The current bureau budget includes 916 authorized positions, of which only 814 are filled. There are 630 authorized officer-rank positions, of which only 560 are filled. The next budget is not expected to be significantly different.

But Portland budget officials say the council and bureau have taken numerous steps to increase patrol levels while preparing to offset those officers that are leaving. The council has also funded a multi-pronged effort to prevent future shootings. It includes supporting community-based organizations that counsel victims and their families, funding more outreach workers that work to prevent retaliatory violence, and creating a new uniformed unit within the bureau advised by a citizen group to prevent racial profiling.

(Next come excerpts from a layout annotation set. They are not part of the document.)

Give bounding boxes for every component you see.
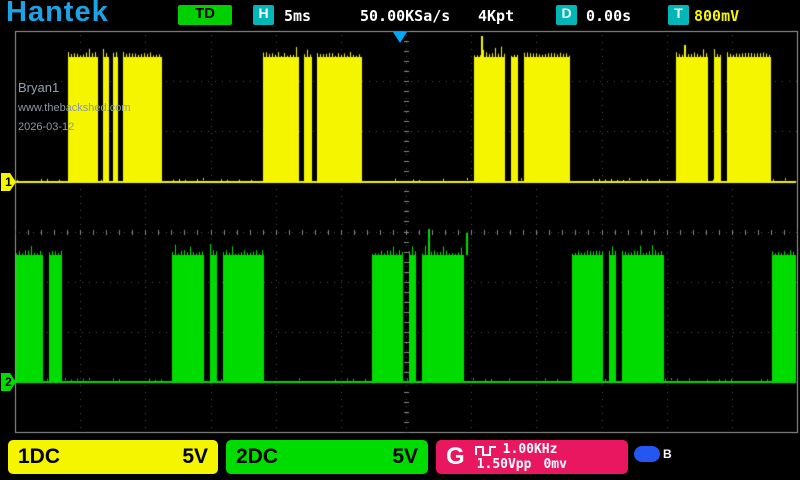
screen-annotation: Bryan1 www.thebackshed.com 2026-03-12 bbox=[18, 80, 131, 133]
generator-frequency: 1.00KHz bbox=[503, 442, 558, 457]
generator-amplitude: 1.50Vpp bbox=[477, 457, 532, 472]
timebase-readout: 5ms bbox=[284, 7, 311, 25]
top-status-bar: Hantek TD H 5ms 50.00KSa/s 4Kpt D 0.00s … bbox=[0, 0, 800, 30]
generator-label: G bbox=[446, 443, 465, 471]
ch2-marker-number: 2 bbox=[5, 375, 12, 389]
sample-rate-readout: 50.00KSa/s bbox=[360, 7, 450, 25]
square-wave-icon bbox=[475, 444, 497, 456]
brand-logo: Hantek bbox=[6, 0, 109, 29]
annotation-url: www.thebackshed.com bbox=[18, 102, 131, 114]
generator-readouts: 1.00KHz 1.50Vpp 0mv bbox=[475, 442, 567, 472]
bottom-status-bar: 1DC 5V 2DC 5V G 1.00KHz 1.50Vpp 0mv bbox=[0, 436, 800, 480]
trigger-icon: T bbox=[668, 5, 689, 25]
usb-b-label: B bbox=[663, 447, 672, 461]
oscilloscope-screen: Hantek TD H 5ms 50.00KSa/s 4Kpt D 0.00s … bbox=[0, 0, 800, 480]
ch2-status-box: 2DC 5V bbox=[226, 440, 428, 474]
delay-icon: D bbox=[556, 5, 577, 25]
ch1-coupling-label: 1DC bbox=[18, 445, 60, 469]
memory-depth-readout: 4Kpt bbox=[478, 7, 514, 25]
ch2-coupling-label: 2DC bbox=[236, 445, 278, 469]
annotation-name: Bryan1 bbox=[18, 80, 131, 95]
ch1-volts-div: 5V bbox=[182, 445, 208, 469]
ch2-volts-div: 5V bbox=[392, 445, 418, 469]
generator-status-box: G 1.00KHz 1.50Vpp 0mv bbox=[436, 440, 628, 474]
trigger-status-badge: TD bbox=[178, 5, 232, 25]
waveform-display bbox=[0, 0, 800, 480]
ch1-marker-number: 1 bbox=[5, 175, 12, 189]
usb-indicator: B bbox=[634, 446, 672, 462]
delay-readout: 0.00s bbox=[586, 7, 631, 25]
annotation-date: 2026-03-12 bbox=[18, 121, 131, 133]
ch1-status-box: 1DC 5V bbox=[8, 440, 218, 474]
horizontal-icon: H bbox=[253, 5, 274, 25]
trigger-level-readout: 800mV bbox=[694, 7, 739, 25]
usb-icon bbox=[634, 446, 660, 462]
generator-offset: 0mv bbox=[543, 457, 566, 472]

These efforts have not come without a price, however. The fiscal year 2021-2022 bureau budget is $3 million less than the current one. To increase patrol levels, the bureau underwent a reorganization several months ago that reduced staffing of specialty units and moved those officers to patrol.

Among the changes already made, 20 traffic officers, nine K9 officers, seven narcotics and organized crime officers, five public information and community engagement officers, and one behavioral health officer have all been shifted to patrol duties. That helped increase the number of patrol officers from 290 to 360 by last February.

There are also a number of probationary officers that are expected to finish their training and be available to take calls during the first half of the next fiscal year. The bureau also expects to triple the number of unarmed Community Service Officers who can be hired more quickly to reduce the workload on armed officers.

All of this is expected to allow the bureau to maintain patrol levels during the coming fiscal year. Then, when the future resignations and retirements are expected to create personnel shortages in the following 2022-2023 fiscal year, the 30 new officers will be available to fill in halfway through it.

Meanwhile, the council has authorized the bureau to create a uniformed Focused Intervention Team of 12 officers and two sergeants to investigate and hopefully, head off shootings. Such work had previously been done by the Gun Violence Reduction Team, but the council abolished it during social justice protests in 2020 because it had repeatedly been accused of racial profiling.

A recently-appointed Community Oversight Group is expected to analyze and track the new team’s stops and arrests. As first reported by The Oregonian, few officers have volunteered for it so far, however.